The average wait to enter treatment at Odyssey House during the year was 15 days between a person’s assessment and their admission to the Residential Rehabilitation Program, and eight days for the Withdrawal Program.

“I’m very proud of our dedicated Odyssey House staff, who handled 30,000 enquiries during the financial year, assessed 1000 people for treatment, and worked hard to assist 619 adults admitted to our long-term Residential Rehabilitation Program,” Ms Babineau said.

“We also had on average eight young children living with their parents in our Parents’ and Children’s Program in any one month. Our program enables families to stay safely together while the parent/s undertake rehabilitation and learn parenting skills, and the children receive support.”

Tom rebuilds his life and corporate career after ice addiction

Odyssey House graduate, Tom[ii], 38, lived a normal, law-abiding life before personal problems and depression led him to spiral into ice addiction, crime and homelessness in his mid-thirties.

“After serious workplace bullying I took a redundancy; having been ‘married’ to my job, my self-esteem plummeted and I became so depressed I couldn’t leave the house,” Tom said.

“I had heard of ice and the possible consequences, but I thought I could control things and I was desperate. My use quickly escalated and within 12 months I was injecting ice daily. I had psychotic episodes and lost my job, and I’m ashamed to say I turned to selling drugs to fund my habit and survive. My dog and I ended up homeless for three months, living in motels or my car.

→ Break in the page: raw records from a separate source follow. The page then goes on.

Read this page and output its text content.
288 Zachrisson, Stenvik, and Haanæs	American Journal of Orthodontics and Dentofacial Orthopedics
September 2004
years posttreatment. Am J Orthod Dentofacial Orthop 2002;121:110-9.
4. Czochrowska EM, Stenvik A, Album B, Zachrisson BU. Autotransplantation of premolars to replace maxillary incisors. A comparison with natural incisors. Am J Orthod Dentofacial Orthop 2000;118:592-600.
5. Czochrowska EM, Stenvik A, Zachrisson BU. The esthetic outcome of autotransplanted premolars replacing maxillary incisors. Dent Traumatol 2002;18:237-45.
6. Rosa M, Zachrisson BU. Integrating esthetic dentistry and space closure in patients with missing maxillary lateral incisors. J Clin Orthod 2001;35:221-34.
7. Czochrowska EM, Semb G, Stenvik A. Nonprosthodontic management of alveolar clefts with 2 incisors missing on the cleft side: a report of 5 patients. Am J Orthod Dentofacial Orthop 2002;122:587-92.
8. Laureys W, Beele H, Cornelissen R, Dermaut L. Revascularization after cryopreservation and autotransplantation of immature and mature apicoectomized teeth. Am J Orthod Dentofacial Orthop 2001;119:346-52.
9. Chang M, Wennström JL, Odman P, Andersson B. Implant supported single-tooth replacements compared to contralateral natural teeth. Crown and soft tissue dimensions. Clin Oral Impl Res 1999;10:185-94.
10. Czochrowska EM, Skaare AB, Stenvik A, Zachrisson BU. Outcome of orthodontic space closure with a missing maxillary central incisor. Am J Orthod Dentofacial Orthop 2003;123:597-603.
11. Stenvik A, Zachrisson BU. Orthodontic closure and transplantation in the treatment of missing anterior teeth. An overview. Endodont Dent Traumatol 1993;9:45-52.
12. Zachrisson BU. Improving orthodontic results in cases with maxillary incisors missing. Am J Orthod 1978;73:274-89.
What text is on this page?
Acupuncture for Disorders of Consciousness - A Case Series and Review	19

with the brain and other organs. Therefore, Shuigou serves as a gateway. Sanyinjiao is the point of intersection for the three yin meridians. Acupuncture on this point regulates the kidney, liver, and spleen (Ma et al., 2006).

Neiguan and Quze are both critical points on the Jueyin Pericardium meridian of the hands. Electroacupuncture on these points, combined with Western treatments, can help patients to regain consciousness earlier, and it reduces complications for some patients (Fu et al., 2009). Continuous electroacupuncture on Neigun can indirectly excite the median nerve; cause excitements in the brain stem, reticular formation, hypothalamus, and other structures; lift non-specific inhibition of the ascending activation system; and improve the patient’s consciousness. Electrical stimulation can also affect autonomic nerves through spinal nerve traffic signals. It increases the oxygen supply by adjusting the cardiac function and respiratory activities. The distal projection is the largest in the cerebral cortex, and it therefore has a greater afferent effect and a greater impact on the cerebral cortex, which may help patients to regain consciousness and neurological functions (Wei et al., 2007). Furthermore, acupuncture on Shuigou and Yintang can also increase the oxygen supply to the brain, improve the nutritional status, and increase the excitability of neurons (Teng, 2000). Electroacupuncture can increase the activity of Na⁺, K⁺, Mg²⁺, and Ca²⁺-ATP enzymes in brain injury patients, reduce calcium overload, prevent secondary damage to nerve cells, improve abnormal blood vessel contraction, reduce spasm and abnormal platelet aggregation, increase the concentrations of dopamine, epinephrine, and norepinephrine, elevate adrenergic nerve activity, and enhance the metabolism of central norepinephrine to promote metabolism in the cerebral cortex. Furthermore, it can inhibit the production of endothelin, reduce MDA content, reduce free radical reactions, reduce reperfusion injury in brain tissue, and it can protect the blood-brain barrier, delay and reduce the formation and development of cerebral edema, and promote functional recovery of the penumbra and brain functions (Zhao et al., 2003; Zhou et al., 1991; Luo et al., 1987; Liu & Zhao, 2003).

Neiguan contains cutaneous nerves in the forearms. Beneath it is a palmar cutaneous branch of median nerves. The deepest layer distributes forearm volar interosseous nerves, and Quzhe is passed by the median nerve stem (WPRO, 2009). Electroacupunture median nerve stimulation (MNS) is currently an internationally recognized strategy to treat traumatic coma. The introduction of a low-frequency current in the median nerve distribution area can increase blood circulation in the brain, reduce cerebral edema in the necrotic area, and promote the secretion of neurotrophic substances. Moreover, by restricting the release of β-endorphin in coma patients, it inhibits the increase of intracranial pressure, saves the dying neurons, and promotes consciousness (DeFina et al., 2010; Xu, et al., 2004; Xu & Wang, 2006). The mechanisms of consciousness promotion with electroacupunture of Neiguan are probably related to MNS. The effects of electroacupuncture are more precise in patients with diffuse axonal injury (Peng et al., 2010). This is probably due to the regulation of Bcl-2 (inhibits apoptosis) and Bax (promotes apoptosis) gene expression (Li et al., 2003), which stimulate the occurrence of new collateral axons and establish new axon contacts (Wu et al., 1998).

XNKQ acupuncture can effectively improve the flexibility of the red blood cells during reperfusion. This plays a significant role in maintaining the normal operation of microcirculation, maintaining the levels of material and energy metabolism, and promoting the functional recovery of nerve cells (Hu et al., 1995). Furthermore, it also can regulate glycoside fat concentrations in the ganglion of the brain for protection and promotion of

“The police caught up with me and I spent four months on remand. The judge considered my crime too serious to qualify for rehab, but I fought in the Supreme Court to go to Odyssey House. Prison stopped me from dying, but my 13 months at Odyssey House saved my life. Through peer support and therapy, I realised I carried shame and guilt for being gay and had become a workaholic to avoid facing that; family members had also shunned me after finding out I was gay.

“Eventually I was sentenced for my crime, but the judge acknowledged how well I had done with my recovery, and I was given parole. I’m now blessed to have an understanding employer and a senior management role with a great company. I attend support group meetings, see a psychologist, and my family and I are working to bridge our estrangement. I’m still married to work, but my life is more balanced. Importantly, I’m three years clean, free of a great emotional burden and back following my dreams.”

Odyssey House can be contacted on 02 9281 5144 or visit More than 37,000 people have been assisted to overcome dependence on alcohol and other drugs since Odyssey House opened its therapeutic community doors in 1977.

2016 Annual Report

[i] Many Odyssey House clients have poly-drug problems, but are asked to nominate one drug that is their main reason for seeking treatment for addiction i.e. their principal drug of concern.

[ii] Client’s name changed at his request to protect his privacy.